Some thought starters for your weekend…
Reportedly, EHR and systems provider Athenahealth is thisclose to being sold. Via Becker’s Health IT, Seeking Alpha, a stock analysis site, connects the dots. In September, Bloomberg reported that private equity firms Veritas Capital and Elliot Investment Management (Evergreen Coast Capital) were considering selling Athenahealth for $20 billion or filing an initial public offering (IPO), two dramatic ways to exit. They entered in 2019 for $5.7 billion when it was already public, taking it private and combining it with a GE acquisition, Virence Health.
Timing is now Q1 2022. The most interested investors apparently are Hellman & Friedman, Bain Capital, KKR, Thoma Bravo, and Brookfield Asset Management. While no longer the powerhouse it once was in EHRs and related systems, it still can fetch a good return and provide a favorable exit for the two companies. Athenahealth had no comment for Becker’s.
Teladoc and Big Telehealth wants More of the Patient, but will it be profitable? Our Readers are well aware of the War of the Roses (because it’s gone on so long) among the traditional telehealth players: Teladoc, Amwell, Included Health (Grand Rounds-Doctor on Demand), MD Live, with other smaller players jumping out of the juggernauts’ way and sticking to their knitting. With the addition of primary care (and, one can assume, the pandemic push), health systems and companies like Amazon Care and Babylon Health have jumped into the mix with ‘hit them where they ain’t’ offerings–Amazon offering house calls and services direct to employers, and Babylon 360 being offered to health plans and employers. Babylon and Teladoc’s Primary360 cover much the same ground, though, in connecting the patient users with an assigned doctor and primary care team for ongoing care.
As noted last month [TTA 7 Oct], the walls between payer and provider in primary care are collapsing in multiple ways in telehealth and payer models like insurtechs. Another model is Amwell’s reinforcing behavioral health capabilities (SilverCloud) and sliding into care management (Conversa and Amwell’s Converge platform).
Readers do not have to go far for confirmation that Teladoc aggressively wants most or all of the patient and isn’t going to settle for less.
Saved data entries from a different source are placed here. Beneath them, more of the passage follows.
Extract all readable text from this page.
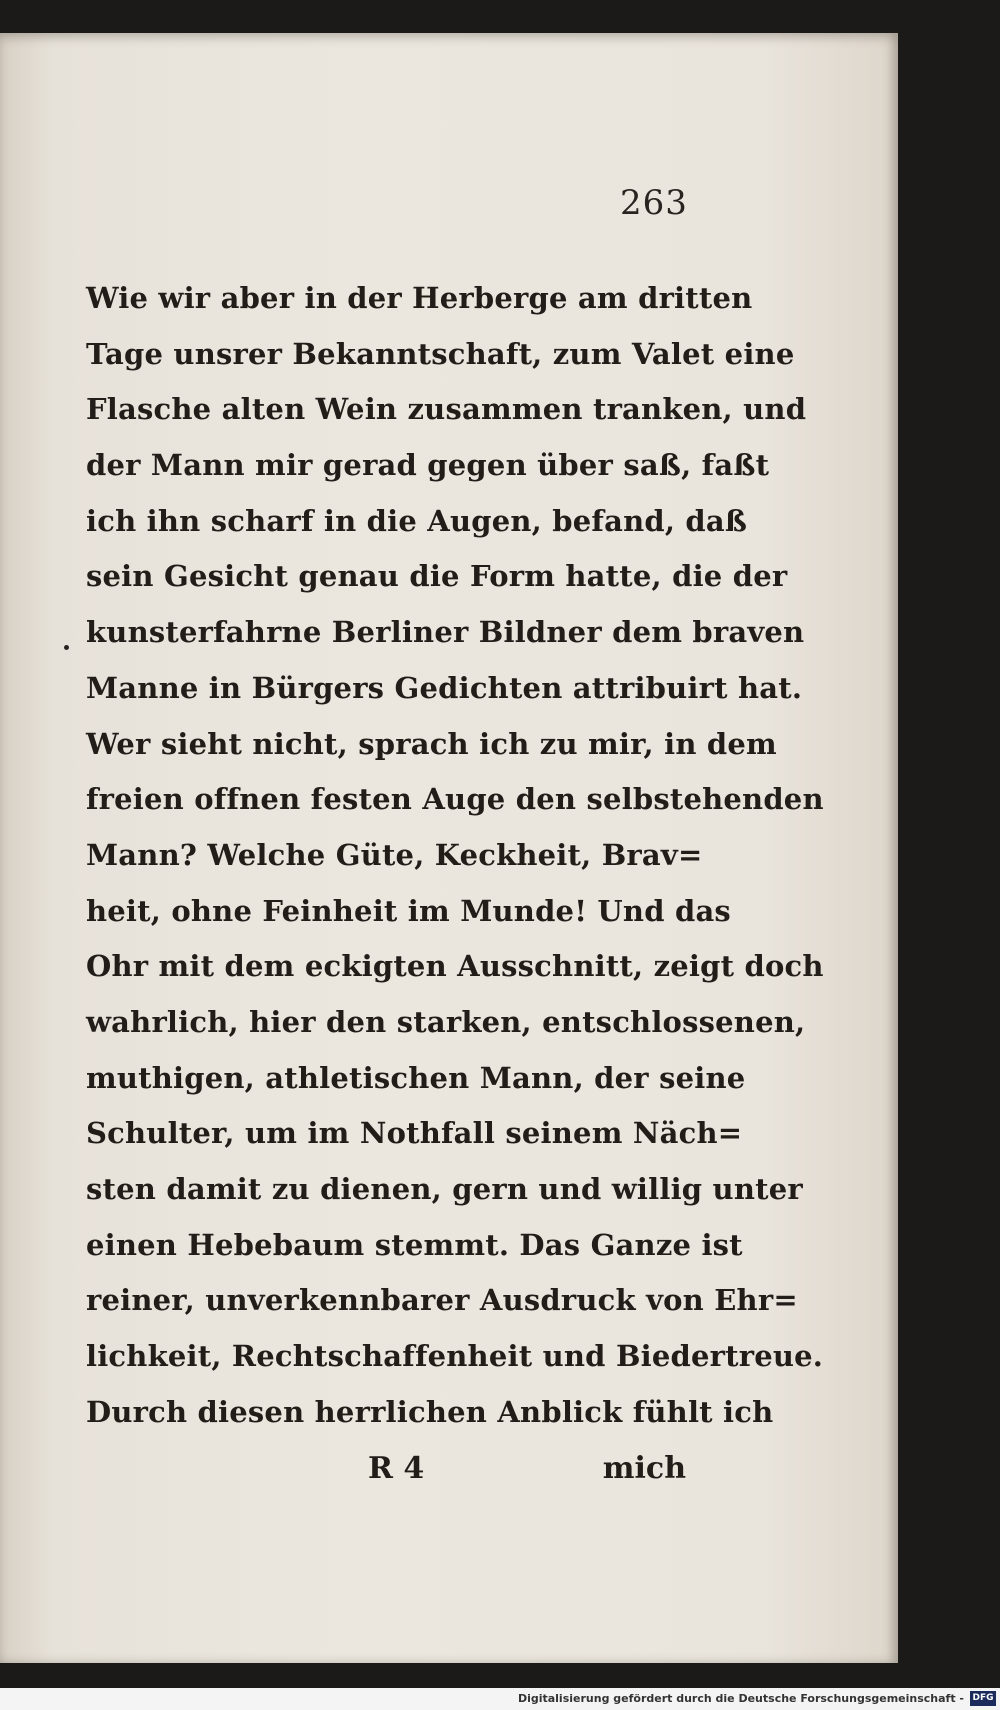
263
Wie wir aber in der Herberge am dritten
Tage unsrer Bekanntschaft, zum Valet eine
Flasche alten Wein zusammen tranken, und
der Mann mir gerad gegen über saß, faßt
ich ihn scharf in die Augen, befand, daß
sein Gesicht genau die Form hatte, die der
kunsterfahrne Berliner Bildner dem braven
Manne in Bürgers Gedichten attribuirt hat.
Wer sieht nicht, sprach ich zu mir, in dem
freien offnen festen Auge den selbstehenden
Mann? Welche Güte, Keckheit, Brav=
heit, ohne Feinheit im Munde! Und das
Ohr mit dem eckigten Ausschnitt, zeigt doch
wahrlich, hier den starken, entschlossenen,
muthigen, athletischen Mann, der seine
Schulter, um im Nothfall seinem Näch=
sten damit zu dienen, gern und willig unter
einen Hebebaum stemmt. Das Ganze ist
reiner, unverkennbarer Ausdruck von Ehr=
lichkeit, Rechtschaffenheit und Biedertreue.
Durch diesen herrlichen Anblick fühlt ich
R 4	mich
Digitalisierung gefördert durch die Deutsche Forschungsgemeinschaft - DFG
This is conveniently summarized by HISTalk from Teladoc’s Investor Day (with Editor’s emphasis):
Teladoc’s investor day presentation predicts that consumers will expect virtual-first encounters whose quality equals in-person ones and that offer them a variety of coordinated care services. The company says it has evolved from fee-for-service video visits and will become a partner with its customers in offering whole-person care at under value- and risk-based arrangements. It says it will be “the first place consumers turn to for all healthcare needs” for “whole-person care that is personalized, convenient, and connected.” TDOC shares dropped 8% on the day and have shed 25% in the past 12 months, with the company’s market value being $20 billion versus the $18.5 billion in cash it paid to acquire Livongo in late October 2020.
As we’ve previously noted, Teladoc has never made a profit. Many felt it overpaid for Livongo and cut loose too many in the leadership with truckloads of gold. Investors weren’t quite on board with the whole-person vision either, looking at the share price trends.
CVS Aetna, on the other hand, wants fewer store customers, more patients. Their announcement this week is that they are closing 10% of their stores (900 of 9,900) to focus on urgent/chronic care HealthHUBs, expand those services, and cut down on the brick-and-mortar. This responds to Walgreens buying a majority interest in VillageMD/VillageHealth with adjacent full-service primary care practices and CareCentrix for home care [TTA 14 Oct]. Reuters
Say goodbye to the local, easily navigated ‘boulevard’ CVS, often furnishing food, writing tablets, wrapping paper, and paper towels along with prescriptions and shampoo, often patronized by an older age group, for a barn-like, coldly-lit superstore that you have to drive to. (And say goodbye to pharmacy head Neela Montgomery.) And why is every HealthHUB this Editor has seen unimpressive–strangely under-staffed or no-staffed, tatty waiting areas with a couple of plastic chairs, expanded with ugly outside trailers that cut down on parking spaces?
Cui bono? According to CNN Business, it’s Dollar General, which loves those local locations and has been planning to beef up its health-related OTC meds. They also now have a chief medical officer who is evaluating in-store eye exams, telemedicine, and partnerships with local pharmacies. Given inflation, more customers will be checking Dollar General out.